Grinspan Laboratory

In the central nervous system (CNS), oligodendrocytes synthesize myelin as an extension of their plasma membranes. The myelin wraps axons and facilitates rapid and efficient conduction of nervous impulses as well as promotes axonal nourishment and protection. Destruction of myelin through injury or disease causes loss of motor and cognitive function. Oligodendrocyte precursors and stem cells remain in the CNS following the pathology and are potentially capable of forming mature oligodendrocytes and then new myelin. However, their maturation is severely limited in many pathological conditions.

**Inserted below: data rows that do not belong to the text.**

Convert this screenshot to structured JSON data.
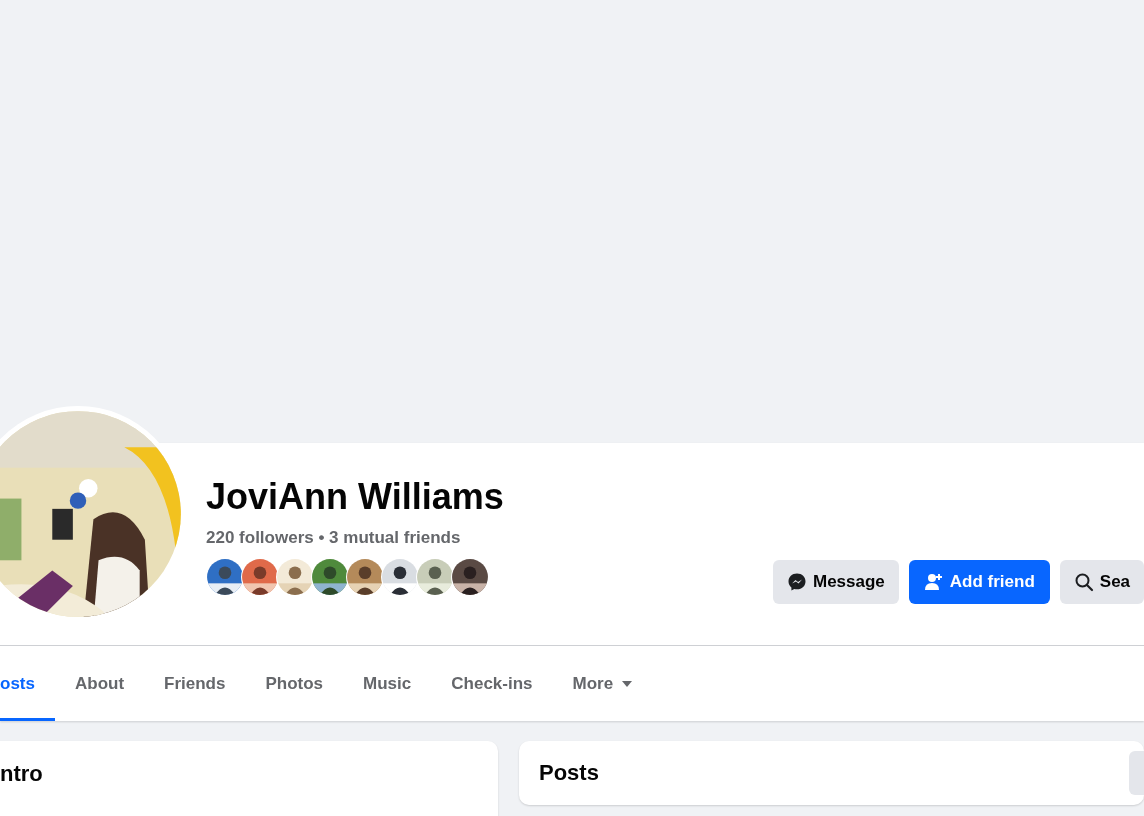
{
  "profile": {
    "name": "JoviAnn Williams",
    "stats": "220 followers • 3 mutual friends"
  },
  "actions": [
    {
      "kind": "message",
      "label": "Message"
    },
    {
      "kind": "add",
      "label": "Add friend"
    },
    {
      "kind": "search",
      "label": "Sea"
    }
  ],
  "tabs": [
    {
      "label": "osts",
      "selected": true,
      "caret": false
    },
    {
      "label": "About",
      "selected": false,
      "caret": false
    },
    {
      "label": "Friends",
      "selected": false,
      "caret": false
    },
    {
      "label": "Photos",
      "selected": false,
      "caret": false
    },
    {
      "label": "Music",
      "selected": false,
      "caret": false
    },
    {
      "label": "Check-ins",
      "selected": false,
      "caret": false
    },
    {
      "label": "More",
      "selected": false,
      "caret": true
    }
  ],
  "intro": {
    "title": "ntro"
  },
  "posts": {
    "title": "Posts"
  }
}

The goal of the Grinspan Lab is to identify factors in the CNS that inhibit the development of mature oligodendrocytes both during development and disease. The lab has seen that oxidative stress and inflammation can impede myelination and have identified several families of signaling factors in the CNS that are activated by these processes and interfere with oligodendrocyte development and myelination, including bone morphogenetic proteins and the Wnt/b-catenin family of signaling factors.

The Grinspan Lab uses a variety of approaches including cell culture models, genetic models, and disease models. The lab's studies focus on factors that inhibit myelin regeneration in multiple sclerosis (including the role of lipid regulation), myelin loss and oligodendrocyte dysfunction in HIV-associated neurocognitive deficits (including the role of antiretroviral drugs), and factors that limit myelination in perinatal white matter injury.